Toutefois le Prince Chatrichalerm Yukol réalisent des films « audacieux », dans les années 1970, avec Khao Chue Karn (Dr Karn), qui traitait de la corruption dans la fonction publique ou Hôtel Angel (Thep Thida Rong RAEM), de la prostitution . De même Vichit Kounavudhi ose un film sur la coutume qu’ont de nombreux thaïs « riches » de prendre une seconde épouse (la mia noï), ou encore avec Son nom est Boonrawd (1985) sur la prostitution autour d’une base américaine pendant la guerre du Vietnam . Vichit est également connu pour deux fictions sur Les gens des montagnes (Khon Phukao), un récit d'aventure d'un jeune couple des tribus montagnardes, et Look Isan (Fils du Nord-Est), sur les difficultés de vie d’une famille d'agriculteurs d’Isan dans les années 1930.
Également en 1985, Euthana Mukdasanit
fait un film Pipi Seua lae Dawkmai (Fleurs et papillons ), sur les difficultés rencontrées le long de la frontière dans le Sud de la Thaïlande et sur les relations entre le bouddhisme et la religion mulsumane. Il a remporté le prix du Meilleur Film au Festival du Film International d'Hawaii .
La nouvelle vague thaïlandaise
Nous avons lu qu’en 1981, les studios d'Hollywood inondent de nouveau le marché thaïlandais avec la télévision comme bon relais. Mais Fouquet nous dit que si la production annuelle était de 130 films et d’une centaine de 1982 à 1990, une dizaine au milieu des années 90 , « elle amorça alors une chute libre pour tomber à 6, fin 98 ».
Il faut attendre Nonzee Nimibutr , Pen-Ek Ratanaruang et Wisit Sasanatieng , venant de la publicité à la télévision, pour voir enfin le succès et une nouvelle reconnaissance internationale. En 1997, Nonzee, obtient un succès commercial avec Jeunes gangsters, et surtout avec Nang Nak, et Pen-Ek, voit son film Fun Bar Karaoke , sélectionné au Festival de Berlin ( la première fois depuis vingt ans).

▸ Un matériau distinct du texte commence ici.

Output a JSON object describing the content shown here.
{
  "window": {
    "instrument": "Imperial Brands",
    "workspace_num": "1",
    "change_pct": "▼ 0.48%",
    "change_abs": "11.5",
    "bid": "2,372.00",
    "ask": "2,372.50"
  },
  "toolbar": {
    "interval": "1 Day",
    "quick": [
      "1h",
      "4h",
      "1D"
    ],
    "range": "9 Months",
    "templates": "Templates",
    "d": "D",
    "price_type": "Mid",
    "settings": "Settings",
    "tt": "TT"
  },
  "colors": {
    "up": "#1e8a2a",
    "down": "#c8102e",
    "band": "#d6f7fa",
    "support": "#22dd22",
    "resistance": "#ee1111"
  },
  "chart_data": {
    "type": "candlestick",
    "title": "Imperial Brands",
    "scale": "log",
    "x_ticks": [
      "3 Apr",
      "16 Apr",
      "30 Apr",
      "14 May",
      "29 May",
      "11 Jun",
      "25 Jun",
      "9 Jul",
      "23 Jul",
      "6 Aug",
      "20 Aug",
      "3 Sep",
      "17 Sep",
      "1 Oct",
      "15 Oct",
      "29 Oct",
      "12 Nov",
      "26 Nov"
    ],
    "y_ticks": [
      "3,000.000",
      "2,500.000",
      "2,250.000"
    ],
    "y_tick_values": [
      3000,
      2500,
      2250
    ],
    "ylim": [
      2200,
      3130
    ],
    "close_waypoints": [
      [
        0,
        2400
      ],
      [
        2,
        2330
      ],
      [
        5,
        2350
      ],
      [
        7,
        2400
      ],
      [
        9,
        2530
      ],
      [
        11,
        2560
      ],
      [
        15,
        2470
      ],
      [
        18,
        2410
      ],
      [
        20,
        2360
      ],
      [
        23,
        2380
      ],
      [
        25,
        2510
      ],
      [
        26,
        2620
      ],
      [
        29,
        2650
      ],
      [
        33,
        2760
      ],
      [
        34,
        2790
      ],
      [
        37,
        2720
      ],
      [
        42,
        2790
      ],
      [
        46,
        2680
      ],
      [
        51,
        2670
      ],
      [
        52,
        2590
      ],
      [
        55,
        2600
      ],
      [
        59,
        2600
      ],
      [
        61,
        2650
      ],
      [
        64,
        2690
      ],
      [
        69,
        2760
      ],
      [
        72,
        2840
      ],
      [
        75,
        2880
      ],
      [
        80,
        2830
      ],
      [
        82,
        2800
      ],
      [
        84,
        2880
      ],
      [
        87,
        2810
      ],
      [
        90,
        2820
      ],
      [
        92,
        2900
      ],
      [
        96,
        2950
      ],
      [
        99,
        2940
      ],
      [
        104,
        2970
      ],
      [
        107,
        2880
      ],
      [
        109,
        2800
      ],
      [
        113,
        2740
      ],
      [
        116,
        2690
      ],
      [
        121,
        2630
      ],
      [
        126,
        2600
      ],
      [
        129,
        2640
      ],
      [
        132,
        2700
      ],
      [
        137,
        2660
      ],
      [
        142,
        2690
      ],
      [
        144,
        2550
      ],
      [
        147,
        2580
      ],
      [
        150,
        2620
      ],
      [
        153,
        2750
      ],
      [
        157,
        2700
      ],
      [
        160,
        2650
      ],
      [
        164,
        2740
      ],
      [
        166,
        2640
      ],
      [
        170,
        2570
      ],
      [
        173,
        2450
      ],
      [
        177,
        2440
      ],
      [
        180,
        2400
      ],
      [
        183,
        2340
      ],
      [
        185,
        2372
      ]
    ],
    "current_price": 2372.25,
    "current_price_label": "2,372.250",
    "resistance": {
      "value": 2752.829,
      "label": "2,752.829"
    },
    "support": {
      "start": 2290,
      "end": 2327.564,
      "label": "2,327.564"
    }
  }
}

Wisit, qui a écrit des scénarios pour Dang Bireley Nang Nak voit Les Larmes du Tigre Noir ,
inscrit au programme du Festival de Cannes . Les frères Pang venu de Hong Kong , se font remarquer avec Bangkok Dangerous et The Eye 1 et 2.
Ou si vous préférez l’expert Fouquet :
« Le public des salles se trouva réduit à un public d'adolescents aux goûts aussi stéréotypés- dans des genres aussi divers que la comédie (Yongyooth Thongkontun avec Satri lek, 2000),le film noir branché (Oxyde Pang avec Bangkok Dangerous, 2000), le film historique à hémoglobine (Tanit Jitnukul avec Bang rajan, 2000), voire le film thaï traditionnel dans tous ses états exotiques (Nonzee Nimibutr avec entre autres Nang nak, 2000) -; mais aussi des talents plus originaux. Le premier fut Pen-ek Ratanaruang avec, dès 1997, Fan ba karaoke (Fun Bar Karaoke) et qui depuis, via 6ixty-Nin9 (1999), Monrak Transistor (2001)
et Last life in the Universe (2003) a développé un regard ironique et critique
sur la société thaïlandaise contemporaine en même temps … tandis que le plus radical est sans conteste Apichatpong Weerasetsakul, dont le premier long-métrage Blissfully Yours a été présenté à Cannes en 2002, en même temps que Monrak Transistor. Peu de temps auparavant, Wisit Sasanatien avait réalisé Fa thalai chon
(Les Larmes de Tigre Noir, 2000), premier film thaïlandais jamais présenté
à Cannes (2001) et surtout hommage nostalgique au cinéma populaire
thaïlandais ».
Le film indépendant
Une nouvelle culture de cinéastes a grandi en dehors du système des studios traditionnels thaïlandais. Apichatpong Weerasethakul est le plus connu.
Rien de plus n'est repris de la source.